W3C’s Solid lessens the burden of data preprocessing by delivering Pods (personal data stores) directly into the hands of data owners. Having direct access to their own data in Pods empowers and incentivizes users to clean and organize their data. Higher quality data has inherent value to the services they choose, significantly increasing the likelihood of correct data being exposed to applications and services.
In addition, Solid Pods use a structured format called RDF (Resource Description Framework) that simplifies preprocessing tasks. Developers and applications can rely on standard RDF tools and libraries to extract, transform and filter data as needed, making preprocessing more efficient and consistent.
Discriminatory predictions and other outcomes are often caused by insufficient attention to problems with bias.

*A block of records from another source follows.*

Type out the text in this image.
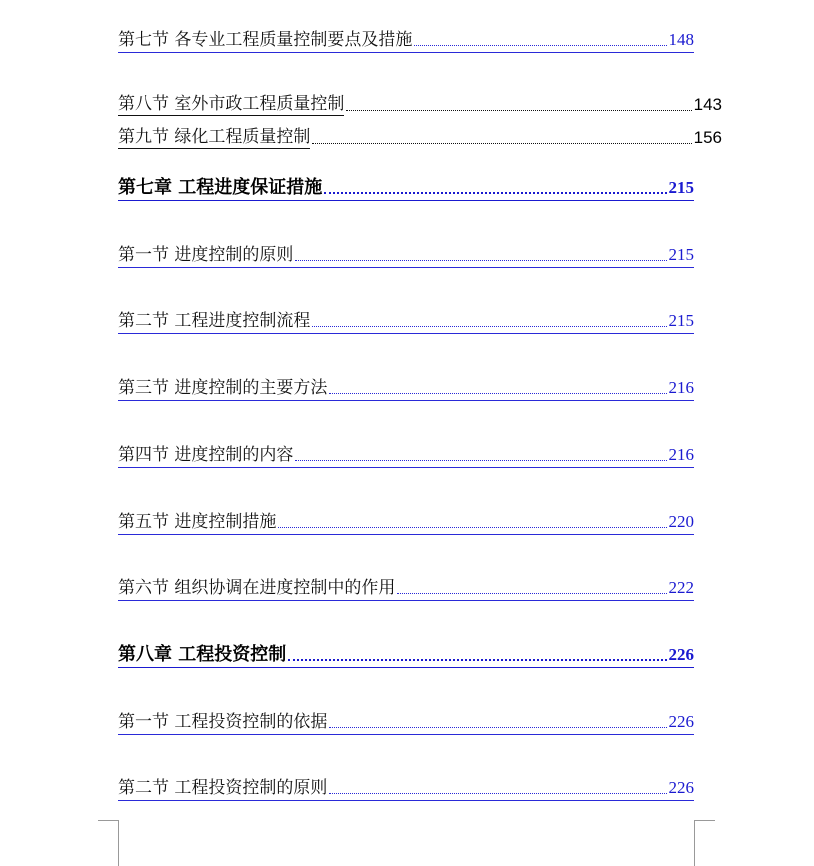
第七节 各专业工程质量控制要点及措施	148
第八节 室外市政工程质量控制	143
第九节 绿化工程质量控制	156
第七章 工程进度保证措施	215
第一节 进度控制的原则	215
第二节 工程进度控制流程	215
第三节 进度控制的主要方法	216
第四节 进度控制的内容	216
第五节 进度控制措施	220
第六节 组织协调在进度控制中的作用	222
第八章 工程投资控制	226
第一节 工程投资控制的依据	226
第二节 工程投资控制的原则	226
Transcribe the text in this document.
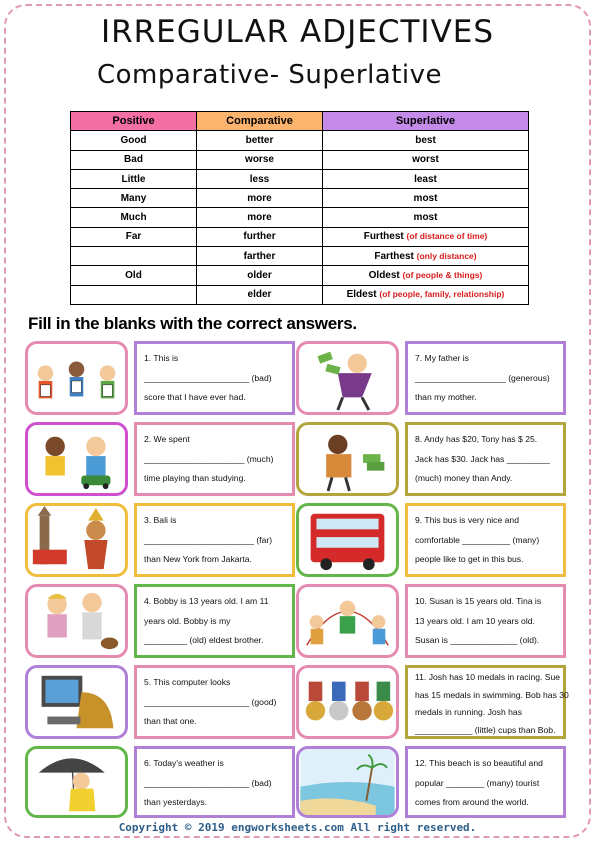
IRREGULAR ADJECTIVES
Comparative- Superlative
Positive	Comparative	Superlative
Good	better	best
Bad	worse	worst
Little	less	least
Many	more	most
Much	more	most
Far	further	Furthest (of distance of time)
	farther	Farthest (only distance)
Old	older	Oldest (of people & things)
	elder	Eldest (of people, family, relationship)
Fill in the blanks with the correct answers.
1. This is
______________________ (bad)
score that I have ever had.
7. My father is
___________________ (generous)
than my mother.
2. We spent
_____________________ (much)
time playing than studying.
8. Andy has $20, Tony has $ 25.
Jack has $30. Jack has _________
(much) money than Andy.
3. Bali is
_______________________ (far)
than New York from Jakarta.
9. This bus is very nice and
comfortable __________ (many)
people like to get in this bus.
4. Bobby is 13 years old. I am 11
years old. Bobby is my
_________ (old) eldest brother.
10. Susan is 15 years old. Tina is
13 years old. I am 10 years old.
Susan is ______________ (old).
5. This computer looks
______________________ (good)
than that one.
11. Josh has 10 medals in racing. Sue
has 15 medals in swimming. Bob has 30
medals in running. Josh has
____________ (little) cups than Bob.
6. Today's weather is
______________________ (bad)
than yesterdays.
12. This beach is so beautiful and
popular ________ (many) tourist
comes from around the world.
Copyright © 2019 engworksheets.com All right reserved.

They can arise due to various factors, including historical data collection practices, sampling issues, or errors from human annotators. Failure to address biased results can result in legal consequences and reputational damage. Ensuring responsible AI usage is essential to foster trust and avoid harmful consequences.
W3C’s Solid provides highly scalable methodologies to reduce the cost of achieving high-quality, diverse and representative data collection, directly addressing biases to minimize such risks during training and deployment of AI models.
Data integrity depends heavily on the ability to protect against unauthorized access. Breaches, such as data manipulation by bypassing security controls, can compromise the integrity of AI systems.
Solid's robust new model of data being placed back under the control of owners means security measures, such as encryption, access controls, and privacy-preserving techniques, can be far more appropriately deployed to protect against unauthorized disclosure or tampering.
Strong governance is essential to maintain data integrity, through measures such as clearly defined policies and guidelines for collection, storage, and usage. Data should be properly labeled, versioned and documented to ensure its traceability and accountability. W3C Solid offers standardized protocols and guidelines that put data owners in a crucial role of mediating consent. It enables data owners to achieve traceability, accountability and adherence to privacy regulations, thus providing essential data governance to preserve integrity.
These protections must be put in place now, before such technology is any further embedded in our lives and products we are meant to trust with even trivial decisions. Anyone implementing AI must prepare now to achieve fairness, accountability and transparency while still respecting individual rights to data being accurate (a right to be understood, above the baseline of being forgotten). “You burn the toast, I’ll scrape” should never have become our preferred model for AI innovation, as Deming famously warned everyone over 50 years ago.